Sunday 4th May and Brands Hatch saw the second day of the weekend’s racing in the Lackford Engineering Midget and Sprite Challenge. Most people had survived the previous day and after a night’s rest were eager to have another crack at this tight, famous circuit.
There was only one absentee from the list of entrants and that was Richard Perry who had to leave due to a previous engagement. However, that still left us with 20 cars to contest this round.
A trip around the Paddock found one or two people with maintenance to do, the most serious being Paul Sibley, who found when his car was being pushed that a problem in his gearbox left a selection problem. A repair was carried out during the morning but doubt hung over whether the car would last the race.
Andrew Actman was concerned about his cars handling the previous day and so spent some time tightening bolts around the axle area in an attempt to sort the issue.
Robin Lackford found his fuel filter full of debris from the tank, break up of foam being the chosen reason. Paul Campfield decided to change his oil, and chatting to Dave Weston he felt his differential wasn’t suited to the circuit. Other than that people were cleaning, polishing and generally fiddling with their machinery, oh!, and I watched a really cool ‘in car’ video taken from Martin Morris’ car the previous day! Technology eh!!
The grid was, as usual, decided from the second fastest qualifying time and was basically as the day before except for Robin Lackford and Phil Attwood who swapped places for this race.
Just before our race I decided to place myself on the exit of Paddock Hill Bend to get a different perspective for photos, and would you believe it, I’m watching a Metro race and one of them has his engine let go, in big style, exciting the corner! You got it, oil!! everywhere!!, right on the racing line and right the way up to Druids. Out came the marshals with the cement dust, or to be precise, plaster these days, and the track has a layer of white dust all over it. It’s too late for me to find a different vantage point, great, I’m going to have fun getting decent shots! and more to the point, trouble breathing!!
The lights started the race and into and out of Paddock Sibley was in the lead, Weston was second, Dunkley third, and I could make out Morris in fourth, and that was it for the first lap as the field filed through in a cloud of dust making it impossible to see, let alone photograph.
Next lap the dust had settled and Sibley was a long way in front, Dunkley was challenging Weston and Morris was fourth. Behind them came the season’s perpetual battle of Southcott and Pratt. Campfield was next and these three would get together for the rest of the race with Campfield splitting the yellow cars at the flag. Watkins wasn’t far behind with Robin Lackford there as well and this group would provide much of the entertainment for the race, Watkins getting ahead of Pratt at one point.

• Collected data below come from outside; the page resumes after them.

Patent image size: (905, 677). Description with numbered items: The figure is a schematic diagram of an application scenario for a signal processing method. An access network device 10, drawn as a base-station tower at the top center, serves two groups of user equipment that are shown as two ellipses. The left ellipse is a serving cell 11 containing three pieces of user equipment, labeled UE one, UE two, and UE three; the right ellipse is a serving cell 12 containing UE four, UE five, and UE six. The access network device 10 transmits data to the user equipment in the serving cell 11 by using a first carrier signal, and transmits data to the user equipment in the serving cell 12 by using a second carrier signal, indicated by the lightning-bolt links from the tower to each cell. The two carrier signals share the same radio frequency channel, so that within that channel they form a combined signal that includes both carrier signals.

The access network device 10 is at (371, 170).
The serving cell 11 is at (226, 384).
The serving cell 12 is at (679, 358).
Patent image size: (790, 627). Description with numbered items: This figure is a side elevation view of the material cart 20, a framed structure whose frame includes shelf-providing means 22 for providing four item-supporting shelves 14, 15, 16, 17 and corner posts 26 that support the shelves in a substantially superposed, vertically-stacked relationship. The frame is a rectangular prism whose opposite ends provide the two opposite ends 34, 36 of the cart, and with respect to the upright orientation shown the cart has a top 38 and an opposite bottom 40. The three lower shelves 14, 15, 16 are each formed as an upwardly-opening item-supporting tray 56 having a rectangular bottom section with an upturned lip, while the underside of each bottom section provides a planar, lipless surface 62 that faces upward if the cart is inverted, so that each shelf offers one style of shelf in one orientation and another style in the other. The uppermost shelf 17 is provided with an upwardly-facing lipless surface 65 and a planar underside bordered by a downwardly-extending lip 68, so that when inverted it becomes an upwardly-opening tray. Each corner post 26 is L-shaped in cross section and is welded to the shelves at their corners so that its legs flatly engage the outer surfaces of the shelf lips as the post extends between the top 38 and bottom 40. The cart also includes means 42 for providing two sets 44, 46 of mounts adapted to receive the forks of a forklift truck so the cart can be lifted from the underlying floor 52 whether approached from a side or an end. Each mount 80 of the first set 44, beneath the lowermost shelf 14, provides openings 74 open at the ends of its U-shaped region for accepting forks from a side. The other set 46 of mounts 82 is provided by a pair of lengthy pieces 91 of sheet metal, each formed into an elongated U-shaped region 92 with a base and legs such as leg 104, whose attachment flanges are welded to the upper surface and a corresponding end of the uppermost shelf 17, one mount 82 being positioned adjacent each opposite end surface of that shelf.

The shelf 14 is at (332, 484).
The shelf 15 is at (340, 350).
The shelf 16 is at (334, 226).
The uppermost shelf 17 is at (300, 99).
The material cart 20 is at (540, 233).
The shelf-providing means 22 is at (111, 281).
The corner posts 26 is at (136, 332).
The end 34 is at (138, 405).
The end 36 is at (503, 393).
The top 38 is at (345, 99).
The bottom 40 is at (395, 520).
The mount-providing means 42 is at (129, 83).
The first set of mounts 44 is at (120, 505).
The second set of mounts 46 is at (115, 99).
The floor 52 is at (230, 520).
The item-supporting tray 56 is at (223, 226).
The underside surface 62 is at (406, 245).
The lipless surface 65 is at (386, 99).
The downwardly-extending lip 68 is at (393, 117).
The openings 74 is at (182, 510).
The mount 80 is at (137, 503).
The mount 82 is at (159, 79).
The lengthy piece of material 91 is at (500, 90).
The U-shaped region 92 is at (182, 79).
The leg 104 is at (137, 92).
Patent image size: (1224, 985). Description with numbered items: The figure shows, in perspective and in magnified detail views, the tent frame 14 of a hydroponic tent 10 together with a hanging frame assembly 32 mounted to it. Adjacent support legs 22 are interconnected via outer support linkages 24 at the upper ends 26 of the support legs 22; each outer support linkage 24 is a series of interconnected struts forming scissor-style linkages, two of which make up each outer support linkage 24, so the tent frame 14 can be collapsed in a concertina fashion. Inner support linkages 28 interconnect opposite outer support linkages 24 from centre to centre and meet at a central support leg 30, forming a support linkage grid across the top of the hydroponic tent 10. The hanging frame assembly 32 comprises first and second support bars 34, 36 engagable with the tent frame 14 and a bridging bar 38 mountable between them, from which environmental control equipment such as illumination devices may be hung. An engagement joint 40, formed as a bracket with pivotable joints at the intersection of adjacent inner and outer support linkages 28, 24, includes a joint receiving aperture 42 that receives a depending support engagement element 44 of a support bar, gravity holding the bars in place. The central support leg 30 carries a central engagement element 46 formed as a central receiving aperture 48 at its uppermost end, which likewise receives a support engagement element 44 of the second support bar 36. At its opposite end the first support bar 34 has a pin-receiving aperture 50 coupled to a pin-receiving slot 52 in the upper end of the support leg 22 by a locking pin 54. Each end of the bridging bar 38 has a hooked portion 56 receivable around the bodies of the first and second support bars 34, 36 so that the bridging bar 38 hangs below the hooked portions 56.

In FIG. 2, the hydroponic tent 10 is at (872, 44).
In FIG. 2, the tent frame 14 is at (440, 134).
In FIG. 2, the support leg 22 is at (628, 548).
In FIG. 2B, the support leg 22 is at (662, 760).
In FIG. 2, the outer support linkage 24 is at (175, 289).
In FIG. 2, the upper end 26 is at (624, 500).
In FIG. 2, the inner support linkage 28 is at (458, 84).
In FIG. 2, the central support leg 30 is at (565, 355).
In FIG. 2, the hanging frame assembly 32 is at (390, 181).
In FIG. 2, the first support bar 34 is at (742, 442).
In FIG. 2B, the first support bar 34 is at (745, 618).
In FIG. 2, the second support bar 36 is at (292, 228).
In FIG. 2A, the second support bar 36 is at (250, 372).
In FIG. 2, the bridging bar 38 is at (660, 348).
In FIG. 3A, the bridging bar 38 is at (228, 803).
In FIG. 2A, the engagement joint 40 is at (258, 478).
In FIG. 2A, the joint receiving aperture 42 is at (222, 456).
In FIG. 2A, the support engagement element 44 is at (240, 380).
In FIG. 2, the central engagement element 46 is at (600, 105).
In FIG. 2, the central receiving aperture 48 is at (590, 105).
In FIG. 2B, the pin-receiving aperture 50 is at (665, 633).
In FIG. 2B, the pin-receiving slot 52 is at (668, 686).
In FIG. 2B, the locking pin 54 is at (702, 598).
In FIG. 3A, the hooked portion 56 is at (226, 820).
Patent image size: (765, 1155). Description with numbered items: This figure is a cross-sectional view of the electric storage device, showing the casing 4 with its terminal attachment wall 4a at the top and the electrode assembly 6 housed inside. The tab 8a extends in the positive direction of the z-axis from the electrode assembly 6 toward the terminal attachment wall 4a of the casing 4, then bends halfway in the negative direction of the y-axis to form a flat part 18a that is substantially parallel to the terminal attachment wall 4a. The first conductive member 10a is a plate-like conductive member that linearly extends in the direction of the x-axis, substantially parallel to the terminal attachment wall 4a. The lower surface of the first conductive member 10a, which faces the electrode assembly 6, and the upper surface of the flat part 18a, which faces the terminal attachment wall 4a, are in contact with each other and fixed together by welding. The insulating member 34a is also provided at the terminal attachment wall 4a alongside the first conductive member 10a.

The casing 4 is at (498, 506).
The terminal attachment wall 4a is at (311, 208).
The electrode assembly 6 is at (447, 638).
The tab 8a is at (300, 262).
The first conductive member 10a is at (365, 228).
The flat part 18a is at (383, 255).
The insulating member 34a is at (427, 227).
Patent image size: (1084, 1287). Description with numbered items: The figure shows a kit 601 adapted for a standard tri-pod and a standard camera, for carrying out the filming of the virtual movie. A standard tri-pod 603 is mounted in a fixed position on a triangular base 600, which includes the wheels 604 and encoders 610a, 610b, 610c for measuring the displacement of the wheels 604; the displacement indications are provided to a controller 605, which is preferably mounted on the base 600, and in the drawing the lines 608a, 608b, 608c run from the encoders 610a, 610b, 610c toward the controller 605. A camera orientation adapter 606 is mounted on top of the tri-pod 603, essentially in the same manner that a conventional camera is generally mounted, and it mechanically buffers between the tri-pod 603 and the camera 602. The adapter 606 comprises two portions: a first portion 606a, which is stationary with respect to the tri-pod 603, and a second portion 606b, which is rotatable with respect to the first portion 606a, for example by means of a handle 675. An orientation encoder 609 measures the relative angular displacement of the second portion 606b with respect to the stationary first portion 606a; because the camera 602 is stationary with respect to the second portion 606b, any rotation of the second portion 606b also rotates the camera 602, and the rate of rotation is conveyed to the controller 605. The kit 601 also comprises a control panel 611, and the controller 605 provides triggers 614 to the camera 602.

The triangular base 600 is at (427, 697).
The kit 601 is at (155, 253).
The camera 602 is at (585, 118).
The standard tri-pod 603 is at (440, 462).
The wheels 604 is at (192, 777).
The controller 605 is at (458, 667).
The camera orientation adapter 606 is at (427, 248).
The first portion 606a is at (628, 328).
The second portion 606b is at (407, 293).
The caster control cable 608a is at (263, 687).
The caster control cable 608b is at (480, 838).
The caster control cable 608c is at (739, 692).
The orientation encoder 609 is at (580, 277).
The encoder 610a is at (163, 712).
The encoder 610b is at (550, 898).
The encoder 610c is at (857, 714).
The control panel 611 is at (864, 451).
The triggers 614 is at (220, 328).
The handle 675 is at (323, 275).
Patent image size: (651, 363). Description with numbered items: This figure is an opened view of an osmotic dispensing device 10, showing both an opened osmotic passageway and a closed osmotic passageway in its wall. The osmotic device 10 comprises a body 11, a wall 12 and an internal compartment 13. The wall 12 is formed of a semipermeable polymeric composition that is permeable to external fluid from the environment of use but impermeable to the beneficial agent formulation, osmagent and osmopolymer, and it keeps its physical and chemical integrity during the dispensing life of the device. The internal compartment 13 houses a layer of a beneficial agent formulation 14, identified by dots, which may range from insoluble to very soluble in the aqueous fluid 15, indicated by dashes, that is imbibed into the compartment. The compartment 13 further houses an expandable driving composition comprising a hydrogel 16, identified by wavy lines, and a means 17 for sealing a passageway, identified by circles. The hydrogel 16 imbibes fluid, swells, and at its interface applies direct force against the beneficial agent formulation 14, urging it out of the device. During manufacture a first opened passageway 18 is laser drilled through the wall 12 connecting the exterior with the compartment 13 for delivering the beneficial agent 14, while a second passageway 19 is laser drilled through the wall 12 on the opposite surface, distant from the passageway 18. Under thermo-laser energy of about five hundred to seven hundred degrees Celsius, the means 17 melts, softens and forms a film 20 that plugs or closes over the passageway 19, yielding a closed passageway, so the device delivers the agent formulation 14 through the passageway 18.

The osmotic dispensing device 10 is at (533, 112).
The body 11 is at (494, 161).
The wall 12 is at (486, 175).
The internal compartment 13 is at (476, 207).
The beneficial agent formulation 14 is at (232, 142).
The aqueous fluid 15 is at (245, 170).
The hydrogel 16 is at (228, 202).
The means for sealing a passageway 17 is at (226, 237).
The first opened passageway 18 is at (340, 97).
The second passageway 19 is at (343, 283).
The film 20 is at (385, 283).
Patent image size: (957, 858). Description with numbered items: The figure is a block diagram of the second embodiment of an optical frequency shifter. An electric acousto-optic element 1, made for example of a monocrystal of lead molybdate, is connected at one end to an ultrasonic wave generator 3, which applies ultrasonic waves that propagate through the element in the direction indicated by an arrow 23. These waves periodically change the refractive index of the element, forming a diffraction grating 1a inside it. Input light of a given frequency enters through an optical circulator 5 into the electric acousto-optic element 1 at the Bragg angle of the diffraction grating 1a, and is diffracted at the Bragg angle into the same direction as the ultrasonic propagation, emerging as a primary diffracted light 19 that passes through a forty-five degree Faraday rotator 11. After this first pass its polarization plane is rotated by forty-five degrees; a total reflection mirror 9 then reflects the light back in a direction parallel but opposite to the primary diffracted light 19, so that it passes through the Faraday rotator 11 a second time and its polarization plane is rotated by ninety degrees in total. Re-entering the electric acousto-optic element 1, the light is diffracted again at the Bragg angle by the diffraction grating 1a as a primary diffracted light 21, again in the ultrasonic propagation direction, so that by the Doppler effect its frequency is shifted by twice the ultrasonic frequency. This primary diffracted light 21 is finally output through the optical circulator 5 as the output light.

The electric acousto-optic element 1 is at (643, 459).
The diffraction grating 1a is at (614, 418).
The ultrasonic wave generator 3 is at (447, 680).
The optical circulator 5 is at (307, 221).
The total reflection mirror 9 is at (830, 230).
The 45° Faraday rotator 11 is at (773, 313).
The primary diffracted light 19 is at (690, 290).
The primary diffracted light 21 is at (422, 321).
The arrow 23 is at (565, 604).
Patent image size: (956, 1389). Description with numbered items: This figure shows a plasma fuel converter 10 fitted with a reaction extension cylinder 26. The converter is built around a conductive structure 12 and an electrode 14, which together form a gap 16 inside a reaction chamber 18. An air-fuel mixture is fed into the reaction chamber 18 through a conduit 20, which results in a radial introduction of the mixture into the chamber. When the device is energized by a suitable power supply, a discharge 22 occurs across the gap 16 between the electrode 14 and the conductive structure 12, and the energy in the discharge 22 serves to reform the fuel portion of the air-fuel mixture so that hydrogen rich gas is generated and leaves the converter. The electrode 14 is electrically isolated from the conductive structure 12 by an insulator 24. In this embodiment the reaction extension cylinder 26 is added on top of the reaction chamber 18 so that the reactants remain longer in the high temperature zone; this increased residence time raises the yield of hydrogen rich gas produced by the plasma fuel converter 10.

Actman had a lone race but behind him Lackford N, Attwood, Bernberg and Harman were fighting together, with Attwood finishing ahead of the others.
Meanwhile up front we lost Dunkley after 5 laps, who had looked like gaining second place from Weston. However the pressure wasn’t off Dave because Morris was soon snapping at his heels! But, as Murray Walker used to say, “Catching someone is one thing, passing them is another”!
Oh, and sorry Edward!, young Easton had a half spin at Druids, narrowly avoided by Bernberg, but got going again for a couple of laps before retiring on lap 9.
Next came Actman from Attwood, Lackford N. and Harman. Bernberg, Bridge, Chadwick, Jenkins and Homer completed the order.
Another good race and we move on to Castle Combe for the next round. See you there.
Scoops momentous moment : choking on that first lap!